The fabric was smooth and soft beneath her palm, his hip a lean, elegant curve.

He widened his stance, and Augusta realized that a man in a kilt was a man who might be intimately explored.

She slid the kilt up along his thigh, bunching the material between their bodies.

His mouth went still on hers while Augusta raised the fabric higher.

The flesh of his erect member was hot. She drew the backs of her fingers up his length, thanking God and Scottish national pride for a fashion that allowed a woman to indulge in such daring.

Her almost-betrothed had not allowed her to touch him. In their furtive joinings, Augusta had been told to hold up her skirts, to be quiet, to be patient for just another minute. The only thing she’d desired was for him to finish before somebody came upon them.

With Ian, her curiosity and desire were going to set the hillside on fire. She wrapped her fingers around his shaft, wanting to tear the kilt off his body.

Only to go still as she felt a breeze on the back of her calf.

Yes. A thousand times, yes.

“So verra soft, ye are,” Ian murmured against her neck. He bunched up her dress another few inches, and more cooling air hit Augusta’s legs. She’d worn drawers, of course, but they were thin with age and many washings, little protection against Highland breezes or lapses in sanity.

“Ian, please—”

“Wheesht, love.” He drew his hand up the back of her thigh, hiking her leg around his hip. Augusta had never hated fabric more—the thick wool of his kilt, her cotton drawers, her petticoat, her dress—all of it was so much frustration.

And none of it, apparently, enough to daunt Ian.

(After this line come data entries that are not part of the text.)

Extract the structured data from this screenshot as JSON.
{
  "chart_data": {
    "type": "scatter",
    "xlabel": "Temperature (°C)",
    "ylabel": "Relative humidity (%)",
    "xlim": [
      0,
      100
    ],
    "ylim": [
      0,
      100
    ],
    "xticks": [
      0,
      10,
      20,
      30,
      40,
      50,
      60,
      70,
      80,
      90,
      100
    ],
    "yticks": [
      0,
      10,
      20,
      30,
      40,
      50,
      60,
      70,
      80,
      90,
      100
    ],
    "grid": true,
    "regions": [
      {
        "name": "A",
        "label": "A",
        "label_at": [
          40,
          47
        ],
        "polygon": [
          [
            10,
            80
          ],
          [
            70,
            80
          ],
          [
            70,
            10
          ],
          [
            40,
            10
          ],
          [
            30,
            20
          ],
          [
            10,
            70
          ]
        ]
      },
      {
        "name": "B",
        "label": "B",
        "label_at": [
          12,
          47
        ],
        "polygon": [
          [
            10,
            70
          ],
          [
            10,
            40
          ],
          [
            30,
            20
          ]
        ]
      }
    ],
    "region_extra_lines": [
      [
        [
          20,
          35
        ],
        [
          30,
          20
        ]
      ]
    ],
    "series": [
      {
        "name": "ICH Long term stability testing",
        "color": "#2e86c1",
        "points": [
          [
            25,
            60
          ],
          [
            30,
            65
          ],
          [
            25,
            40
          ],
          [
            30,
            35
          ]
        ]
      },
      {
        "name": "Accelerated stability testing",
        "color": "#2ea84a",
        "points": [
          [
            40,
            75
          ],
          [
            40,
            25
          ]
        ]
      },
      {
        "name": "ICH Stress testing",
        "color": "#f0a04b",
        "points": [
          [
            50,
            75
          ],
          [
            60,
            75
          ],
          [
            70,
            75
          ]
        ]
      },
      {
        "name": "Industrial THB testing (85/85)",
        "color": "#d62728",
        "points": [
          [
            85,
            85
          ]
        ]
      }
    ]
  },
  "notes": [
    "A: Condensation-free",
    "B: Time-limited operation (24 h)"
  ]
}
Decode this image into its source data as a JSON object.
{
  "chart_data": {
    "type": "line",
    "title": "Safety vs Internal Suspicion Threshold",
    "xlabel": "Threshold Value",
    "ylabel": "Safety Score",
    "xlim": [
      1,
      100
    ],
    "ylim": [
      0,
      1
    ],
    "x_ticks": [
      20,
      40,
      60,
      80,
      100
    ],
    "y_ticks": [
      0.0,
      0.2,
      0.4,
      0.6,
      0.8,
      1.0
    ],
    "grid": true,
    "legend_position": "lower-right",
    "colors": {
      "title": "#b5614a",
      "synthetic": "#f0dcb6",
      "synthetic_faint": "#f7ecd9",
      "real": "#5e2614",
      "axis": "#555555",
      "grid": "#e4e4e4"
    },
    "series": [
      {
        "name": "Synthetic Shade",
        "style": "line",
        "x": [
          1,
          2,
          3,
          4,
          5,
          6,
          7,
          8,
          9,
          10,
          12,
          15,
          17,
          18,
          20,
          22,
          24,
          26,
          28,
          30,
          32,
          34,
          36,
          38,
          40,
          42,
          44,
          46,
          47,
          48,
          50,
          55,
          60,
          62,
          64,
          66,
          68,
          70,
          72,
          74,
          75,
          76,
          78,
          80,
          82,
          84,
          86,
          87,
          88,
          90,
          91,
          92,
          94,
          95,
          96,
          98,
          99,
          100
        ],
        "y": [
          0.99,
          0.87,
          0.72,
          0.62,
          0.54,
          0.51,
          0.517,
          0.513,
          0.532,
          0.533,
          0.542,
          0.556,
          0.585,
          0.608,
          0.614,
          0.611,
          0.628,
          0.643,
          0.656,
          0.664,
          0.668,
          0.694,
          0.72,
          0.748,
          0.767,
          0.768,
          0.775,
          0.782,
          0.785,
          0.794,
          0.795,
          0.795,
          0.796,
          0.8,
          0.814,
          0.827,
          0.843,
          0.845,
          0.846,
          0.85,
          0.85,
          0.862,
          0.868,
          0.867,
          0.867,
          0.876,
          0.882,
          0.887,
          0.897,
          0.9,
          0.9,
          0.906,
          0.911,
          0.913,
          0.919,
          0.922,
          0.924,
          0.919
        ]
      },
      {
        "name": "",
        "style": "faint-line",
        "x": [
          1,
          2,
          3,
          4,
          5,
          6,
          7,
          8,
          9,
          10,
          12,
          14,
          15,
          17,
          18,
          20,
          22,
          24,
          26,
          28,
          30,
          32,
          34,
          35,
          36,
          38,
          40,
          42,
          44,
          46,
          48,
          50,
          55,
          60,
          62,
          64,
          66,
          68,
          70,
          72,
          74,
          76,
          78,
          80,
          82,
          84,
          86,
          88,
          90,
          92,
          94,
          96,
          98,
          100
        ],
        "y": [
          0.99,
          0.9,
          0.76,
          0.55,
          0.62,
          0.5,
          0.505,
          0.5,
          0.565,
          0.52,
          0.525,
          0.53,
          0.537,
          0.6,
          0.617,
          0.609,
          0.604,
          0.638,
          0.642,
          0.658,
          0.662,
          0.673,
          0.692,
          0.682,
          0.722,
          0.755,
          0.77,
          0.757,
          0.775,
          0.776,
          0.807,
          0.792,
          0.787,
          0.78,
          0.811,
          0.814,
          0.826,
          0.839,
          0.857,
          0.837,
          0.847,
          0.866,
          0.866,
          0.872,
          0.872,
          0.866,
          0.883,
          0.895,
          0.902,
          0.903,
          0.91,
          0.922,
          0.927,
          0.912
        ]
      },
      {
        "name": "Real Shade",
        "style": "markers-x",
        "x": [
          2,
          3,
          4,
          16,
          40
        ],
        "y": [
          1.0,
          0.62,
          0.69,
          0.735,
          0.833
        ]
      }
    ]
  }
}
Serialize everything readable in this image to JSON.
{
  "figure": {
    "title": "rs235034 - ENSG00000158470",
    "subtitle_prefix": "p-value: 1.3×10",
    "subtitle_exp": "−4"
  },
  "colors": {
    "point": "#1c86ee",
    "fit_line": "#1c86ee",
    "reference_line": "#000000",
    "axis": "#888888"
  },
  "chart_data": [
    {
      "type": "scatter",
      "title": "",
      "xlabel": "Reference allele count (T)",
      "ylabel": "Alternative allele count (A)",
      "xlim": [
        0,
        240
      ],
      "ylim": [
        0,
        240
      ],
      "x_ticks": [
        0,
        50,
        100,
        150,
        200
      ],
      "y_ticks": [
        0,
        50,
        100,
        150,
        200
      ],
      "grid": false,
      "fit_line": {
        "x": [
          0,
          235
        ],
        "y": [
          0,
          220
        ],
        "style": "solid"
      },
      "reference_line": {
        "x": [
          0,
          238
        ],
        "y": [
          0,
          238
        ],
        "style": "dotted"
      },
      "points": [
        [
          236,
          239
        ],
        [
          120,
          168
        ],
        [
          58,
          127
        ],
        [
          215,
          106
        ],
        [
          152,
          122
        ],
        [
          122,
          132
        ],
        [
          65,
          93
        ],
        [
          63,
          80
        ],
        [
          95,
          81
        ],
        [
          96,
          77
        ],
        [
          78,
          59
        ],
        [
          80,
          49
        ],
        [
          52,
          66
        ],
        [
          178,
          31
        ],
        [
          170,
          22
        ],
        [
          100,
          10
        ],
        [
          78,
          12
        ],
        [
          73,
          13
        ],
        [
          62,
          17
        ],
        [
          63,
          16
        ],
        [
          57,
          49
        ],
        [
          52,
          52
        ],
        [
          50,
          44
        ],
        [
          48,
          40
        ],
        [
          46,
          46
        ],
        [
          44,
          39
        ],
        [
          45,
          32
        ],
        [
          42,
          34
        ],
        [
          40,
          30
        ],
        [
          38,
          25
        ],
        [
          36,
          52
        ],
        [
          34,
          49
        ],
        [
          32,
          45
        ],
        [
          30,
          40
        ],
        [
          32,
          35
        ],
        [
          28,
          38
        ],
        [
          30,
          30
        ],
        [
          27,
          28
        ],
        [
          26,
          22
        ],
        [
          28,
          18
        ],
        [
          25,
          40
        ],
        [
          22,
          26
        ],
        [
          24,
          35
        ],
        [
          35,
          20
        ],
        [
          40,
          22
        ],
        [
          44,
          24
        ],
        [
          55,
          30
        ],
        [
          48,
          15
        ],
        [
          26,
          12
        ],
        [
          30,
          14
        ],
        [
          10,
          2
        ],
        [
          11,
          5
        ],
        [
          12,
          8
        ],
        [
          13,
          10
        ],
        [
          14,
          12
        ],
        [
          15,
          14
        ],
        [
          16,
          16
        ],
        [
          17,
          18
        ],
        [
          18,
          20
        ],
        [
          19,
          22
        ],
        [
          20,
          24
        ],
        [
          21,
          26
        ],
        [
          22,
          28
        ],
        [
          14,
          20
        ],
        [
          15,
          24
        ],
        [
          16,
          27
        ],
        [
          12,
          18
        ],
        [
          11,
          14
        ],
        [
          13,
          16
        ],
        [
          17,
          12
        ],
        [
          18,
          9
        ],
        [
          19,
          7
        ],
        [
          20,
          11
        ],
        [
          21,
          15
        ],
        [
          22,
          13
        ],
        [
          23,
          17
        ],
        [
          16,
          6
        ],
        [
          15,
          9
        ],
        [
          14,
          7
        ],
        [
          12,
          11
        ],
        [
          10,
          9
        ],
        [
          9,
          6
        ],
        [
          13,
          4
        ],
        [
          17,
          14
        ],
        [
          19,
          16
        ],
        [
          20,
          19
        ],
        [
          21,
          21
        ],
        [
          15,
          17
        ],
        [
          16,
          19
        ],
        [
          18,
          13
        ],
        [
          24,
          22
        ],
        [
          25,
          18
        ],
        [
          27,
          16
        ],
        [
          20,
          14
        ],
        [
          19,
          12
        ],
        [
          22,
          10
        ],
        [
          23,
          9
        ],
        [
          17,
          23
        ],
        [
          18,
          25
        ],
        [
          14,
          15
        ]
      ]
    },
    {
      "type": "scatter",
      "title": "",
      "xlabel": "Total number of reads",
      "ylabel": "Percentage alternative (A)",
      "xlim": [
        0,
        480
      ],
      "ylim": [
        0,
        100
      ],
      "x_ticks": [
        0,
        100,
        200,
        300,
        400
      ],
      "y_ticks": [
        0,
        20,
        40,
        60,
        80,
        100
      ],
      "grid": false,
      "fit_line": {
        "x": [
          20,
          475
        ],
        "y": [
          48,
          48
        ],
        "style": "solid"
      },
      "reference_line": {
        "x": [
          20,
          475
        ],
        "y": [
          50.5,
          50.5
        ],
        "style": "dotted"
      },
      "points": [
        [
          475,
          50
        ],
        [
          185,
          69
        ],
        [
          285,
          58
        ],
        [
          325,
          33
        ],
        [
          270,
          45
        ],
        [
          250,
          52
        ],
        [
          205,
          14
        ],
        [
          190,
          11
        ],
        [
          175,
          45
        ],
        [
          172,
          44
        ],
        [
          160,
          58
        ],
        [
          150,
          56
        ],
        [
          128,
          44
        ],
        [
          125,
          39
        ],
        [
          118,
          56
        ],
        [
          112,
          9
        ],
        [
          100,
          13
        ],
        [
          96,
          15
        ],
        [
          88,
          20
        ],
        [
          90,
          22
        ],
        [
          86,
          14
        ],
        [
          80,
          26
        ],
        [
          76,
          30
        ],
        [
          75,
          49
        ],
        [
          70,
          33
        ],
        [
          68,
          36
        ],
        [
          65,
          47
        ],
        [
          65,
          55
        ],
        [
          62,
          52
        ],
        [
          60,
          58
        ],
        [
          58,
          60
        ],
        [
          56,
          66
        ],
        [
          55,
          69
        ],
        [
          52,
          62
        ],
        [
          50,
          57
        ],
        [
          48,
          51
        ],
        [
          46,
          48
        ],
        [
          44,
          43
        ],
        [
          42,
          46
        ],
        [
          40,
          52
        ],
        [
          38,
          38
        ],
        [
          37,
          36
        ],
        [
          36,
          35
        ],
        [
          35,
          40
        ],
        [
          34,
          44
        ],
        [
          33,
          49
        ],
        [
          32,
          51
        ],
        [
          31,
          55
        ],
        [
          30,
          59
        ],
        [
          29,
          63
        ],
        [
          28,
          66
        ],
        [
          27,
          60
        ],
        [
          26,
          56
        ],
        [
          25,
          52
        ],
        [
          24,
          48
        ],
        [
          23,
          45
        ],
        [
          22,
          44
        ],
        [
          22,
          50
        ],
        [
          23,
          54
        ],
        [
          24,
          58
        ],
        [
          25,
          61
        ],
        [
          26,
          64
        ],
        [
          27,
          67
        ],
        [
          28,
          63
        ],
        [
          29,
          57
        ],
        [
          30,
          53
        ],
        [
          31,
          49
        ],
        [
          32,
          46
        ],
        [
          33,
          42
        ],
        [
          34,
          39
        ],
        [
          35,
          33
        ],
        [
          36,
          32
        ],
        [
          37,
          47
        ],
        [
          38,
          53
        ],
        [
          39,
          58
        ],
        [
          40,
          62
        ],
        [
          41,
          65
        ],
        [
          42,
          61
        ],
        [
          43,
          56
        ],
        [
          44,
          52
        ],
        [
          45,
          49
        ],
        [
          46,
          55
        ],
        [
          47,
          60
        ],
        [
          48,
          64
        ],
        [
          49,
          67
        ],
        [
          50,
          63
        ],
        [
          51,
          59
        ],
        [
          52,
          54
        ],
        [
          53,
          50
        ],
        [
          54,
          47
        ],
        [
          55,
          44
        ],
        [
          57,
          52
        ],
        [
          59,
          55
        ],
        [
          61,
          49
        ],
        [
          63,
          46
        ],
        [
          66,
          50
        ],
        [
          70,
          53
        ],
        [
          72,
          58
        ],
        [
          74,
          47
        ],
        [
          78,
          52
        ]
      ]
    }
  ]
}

Augusta felt the brush of his fingers across the slit in her drawers, felt the brush of his nose across her cheek.

“Don’t you dare stop, Ian MacGreg—”

His mouth settled over hers, a lazy, knowing mouth full of kisses and mischief. Wonderful, glorious mischief.

“Just this once,” he whispered. “Ya ken?”

She nodded, knowing exactly what he was demanding. Through all the fabric bunched between them, she found him with her fingers again. “I understand.” He was going to permit them a lapse—one lapse here on the hillside, while the clouds tried to crowd all that bright, brilliant sunshine away.